Inhibition of rat heart mitochondrial electron transport in vitro: implications for the cardiotoxic action of allylamine or its primary metabolite, acrolein.

Allylamine (3-aminopropene) is a specific cardiac toxicant that causes aortic, valvular and myocardial lesions in many species. Myocardial necrosis can be observed 24 h after a single dose.

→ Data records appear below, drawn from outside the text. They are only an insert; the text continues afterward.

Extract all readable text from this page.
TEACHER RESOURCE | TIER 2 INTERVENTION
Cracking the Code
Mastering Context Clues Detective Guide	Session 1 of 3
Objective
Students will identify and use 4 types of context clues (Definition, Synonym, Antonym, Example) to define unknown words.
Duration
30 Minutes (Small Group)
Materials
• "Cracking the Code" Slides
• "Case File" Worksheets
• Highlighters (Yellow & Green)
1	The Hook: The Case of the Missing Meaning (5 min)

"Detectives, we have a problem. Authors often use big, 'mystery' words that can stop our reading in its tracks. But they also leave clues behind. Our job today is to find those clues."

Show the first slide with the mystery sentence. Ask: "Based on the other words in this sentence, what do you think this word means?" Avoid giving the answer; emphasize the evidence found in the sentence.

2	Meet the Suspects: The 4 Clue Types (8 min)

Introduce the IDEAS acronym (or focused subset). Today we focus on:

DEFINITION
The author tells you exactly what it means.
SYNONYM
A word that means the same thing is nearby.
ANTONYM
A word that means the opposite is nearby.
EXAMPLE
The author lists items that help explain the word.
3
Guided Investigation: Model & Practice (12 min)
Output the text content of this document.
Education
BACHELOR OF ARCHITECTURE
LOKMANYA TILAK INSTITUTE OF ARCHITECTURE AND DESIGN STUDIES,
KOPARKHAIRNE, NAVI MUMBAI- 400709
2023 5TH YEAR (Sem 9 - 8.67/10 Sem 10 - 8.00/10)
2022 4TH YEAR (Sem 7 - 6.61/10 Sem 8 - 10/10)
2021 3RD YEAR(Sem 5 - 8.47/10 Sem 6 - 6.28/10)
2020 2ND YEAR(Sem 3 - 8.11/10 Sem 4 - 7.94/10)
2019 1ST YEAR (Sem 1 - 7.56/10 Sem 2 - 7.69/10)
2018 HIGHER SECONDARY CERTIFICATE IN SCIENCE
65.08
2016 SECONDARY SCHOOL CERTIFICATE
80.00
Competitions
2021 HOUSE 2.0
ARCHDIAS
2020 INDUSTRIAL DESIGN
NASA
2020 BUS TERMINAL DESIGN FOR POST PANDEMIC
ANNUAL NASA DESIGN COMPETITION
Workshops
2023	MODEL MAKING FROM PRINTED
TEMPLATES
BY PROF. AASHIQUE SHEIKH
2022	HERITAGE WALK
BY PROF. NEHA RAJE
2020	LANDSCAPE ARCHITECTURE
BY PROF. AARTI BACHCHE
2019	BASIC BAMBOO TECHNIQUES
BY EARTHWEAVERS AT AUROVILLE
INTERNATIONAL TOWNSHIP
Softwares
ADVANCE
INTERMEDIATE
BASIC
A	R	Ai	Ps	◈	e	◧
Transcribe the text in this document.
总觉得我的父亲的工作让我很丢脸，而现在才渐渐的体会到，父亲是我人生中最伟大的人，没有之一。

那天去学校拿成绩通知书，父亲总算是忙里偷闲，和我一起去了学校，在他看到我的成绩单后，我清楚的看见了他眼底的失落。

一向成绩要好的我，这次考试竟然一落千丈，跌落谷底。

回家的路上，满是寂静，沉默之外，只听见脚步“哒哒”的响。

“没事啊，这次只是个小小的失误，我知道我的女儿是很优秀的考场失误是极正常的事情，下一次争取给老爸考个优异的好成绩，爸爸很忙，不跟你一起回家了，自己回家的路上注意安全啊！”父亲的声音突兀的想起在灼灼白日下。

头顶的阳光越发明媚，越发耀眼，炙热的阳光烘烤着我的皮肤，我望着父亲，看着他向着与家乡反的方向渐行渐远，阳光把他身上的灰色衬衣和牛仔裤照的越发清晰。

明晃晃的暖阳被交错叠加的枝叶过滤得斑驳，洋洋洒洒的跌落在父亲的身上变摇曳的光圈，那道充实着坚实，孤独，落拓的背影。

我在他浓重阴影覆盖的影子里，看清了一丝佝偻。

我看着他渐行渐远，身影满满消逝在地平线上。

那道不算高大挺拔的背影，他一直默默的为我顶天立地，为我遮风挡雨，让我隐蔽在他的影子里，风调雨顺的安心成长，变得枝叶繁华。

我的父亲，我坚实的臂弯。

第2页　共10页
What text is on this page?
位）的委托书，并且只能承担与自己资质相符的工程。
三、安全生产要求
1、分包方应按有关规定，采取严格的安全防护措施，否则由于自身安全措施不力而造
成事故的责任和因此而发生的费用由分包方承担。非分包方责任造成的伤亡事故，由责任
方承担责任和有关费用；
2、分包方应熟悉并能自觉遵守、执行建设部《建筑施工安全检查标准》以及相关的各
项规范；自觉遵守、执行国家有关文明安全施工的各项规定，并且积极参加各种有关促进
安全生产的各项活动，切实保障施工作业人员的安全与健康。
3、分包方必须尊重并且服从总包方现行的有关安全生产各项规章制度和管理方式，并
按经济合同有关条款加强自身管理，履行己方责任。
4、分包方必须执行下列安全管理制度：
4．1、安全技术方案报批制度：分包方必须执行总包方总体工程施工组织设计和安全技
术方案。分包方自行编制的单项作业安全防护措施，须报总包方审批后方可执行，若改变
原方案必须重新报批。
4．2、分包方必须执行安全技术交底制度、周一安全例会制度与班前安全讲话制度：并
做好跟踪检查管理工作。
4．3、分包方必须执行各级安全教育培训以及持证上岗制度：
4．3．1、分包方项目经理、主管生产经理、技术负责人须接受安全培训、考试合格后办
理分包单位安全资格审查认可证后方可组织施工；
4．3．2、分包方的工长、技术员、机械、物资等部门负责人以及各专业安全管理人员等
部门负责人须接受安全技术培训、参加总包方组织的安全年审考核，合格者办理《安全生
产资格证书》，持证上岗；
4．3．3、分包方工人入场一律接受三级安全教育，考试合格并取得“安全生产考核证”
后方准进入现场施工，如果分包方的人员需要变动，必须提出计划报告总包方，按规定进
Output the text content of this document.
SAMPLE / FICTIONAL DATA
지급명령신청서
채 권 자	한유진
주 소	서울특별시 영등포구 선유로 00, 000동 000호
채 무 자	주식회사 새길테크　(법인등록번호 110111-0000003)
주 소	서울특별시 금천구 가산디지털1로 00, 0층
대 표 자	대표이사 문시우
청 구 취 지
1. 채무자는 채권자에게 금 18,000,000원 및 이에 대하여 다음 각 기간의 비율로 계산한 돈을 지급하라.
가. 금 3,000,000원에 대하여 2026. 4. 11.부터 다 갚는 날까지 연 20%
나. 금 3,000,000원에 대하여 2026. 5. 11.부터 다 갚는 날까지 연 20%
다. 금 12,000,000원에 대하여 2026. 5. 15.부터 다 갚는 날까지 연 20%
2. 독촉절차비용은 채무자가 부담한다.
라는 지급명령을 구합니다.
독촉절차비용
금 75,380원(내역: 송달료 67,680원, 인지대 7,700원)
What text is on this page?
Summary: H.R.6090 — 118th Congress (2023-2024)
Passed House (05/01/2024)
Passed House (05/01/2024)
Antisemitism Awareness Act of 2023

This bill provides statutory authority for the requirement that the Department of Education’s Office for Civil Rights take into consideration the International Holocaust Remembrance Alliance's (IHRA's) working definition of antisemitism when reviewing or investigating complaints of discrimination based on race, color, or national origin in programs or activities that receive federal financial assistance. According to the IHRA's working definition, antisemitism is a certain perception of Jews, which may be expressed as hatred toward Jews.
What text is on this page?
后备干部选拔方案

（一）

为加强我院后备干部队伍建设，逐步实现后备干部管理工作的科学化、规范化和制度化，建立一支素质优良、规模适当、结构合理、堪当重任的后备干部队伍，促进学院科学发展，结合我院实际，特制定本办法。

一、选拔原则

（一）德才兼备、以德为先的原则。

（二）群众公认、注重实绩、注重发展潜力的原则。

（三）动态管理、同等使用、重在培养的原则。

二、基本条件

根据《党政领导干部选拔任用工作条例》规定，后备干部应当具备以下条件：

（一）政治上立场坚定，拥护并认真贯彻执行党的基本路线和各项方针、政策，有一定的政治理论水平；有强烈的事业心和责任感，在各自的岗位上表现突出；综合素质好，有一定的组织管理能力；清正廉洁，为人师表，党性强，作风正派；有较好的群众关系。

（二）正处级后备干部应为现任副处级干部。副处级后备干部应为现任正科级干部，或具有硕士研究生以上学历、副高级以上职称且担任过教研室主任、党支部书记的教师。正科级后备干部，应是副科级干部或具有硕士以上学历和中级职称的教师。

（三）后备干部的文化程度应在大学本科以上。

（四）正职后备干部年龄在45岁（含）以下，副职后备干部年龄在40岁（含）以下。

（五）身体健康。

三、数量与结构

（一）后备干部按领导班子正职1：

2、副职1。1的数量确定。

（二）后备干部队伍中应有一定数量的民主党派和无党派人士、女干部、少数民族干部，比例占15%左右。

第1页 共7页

Acute toxicity is believed to involve metabolism of allylamine to highly reactive acrolein (2-propenal). Allylamine has been shown to bind to mitochondria from aorta and heart, suggesting that the subcellular site of injury is at or near the mitochondrion. The present investigation compared the effect of allylamine and its primary metabolite, acrolein, on electron transport and oxidative phosphorylation in mitochondria isolated from rat heart (RHM). Both compounds weakly inhibited mitochondrial electron transport with either the combination of glutamate, malate, and malonate (GMM, NADH-linked) or succinate as substrate. Comparisons of the slopes of concentration-effect regression (range of concentrations tested, 0.20-2.0 mM) lines showed acrolein to have significantly greater inhibitory effects than allylamine (range of concentrations tested, 0.22-6.4 mM) on GMM oxidation, while no significant difference in the abilities of the compounds to inhibit succinate oxidation were observed, indicating site preferences for inhibitory action. The addition of an uncoupling agent could not reverse inhibition with either substrate system. These results indicate that both the parent compound and its proposed metabolite primarily inhibit electron transport with little direct effect on the coupling mechanism. The State III EC50 (effective concentrations for 50% inhibition of control mitochondrial enzyme activities) for allylamine (2.29 mM with succinate as substrate and 1.22 mM with GMM) and acrolein (0.80 mM with succinate as substrate and 0.39 mM with GMM) are probably too great to invoke the direct action of either the parent compound or its oxidized metabolite on mitochondrial electron transport as a primary mechanism in the cardiotoxic action of allylamine.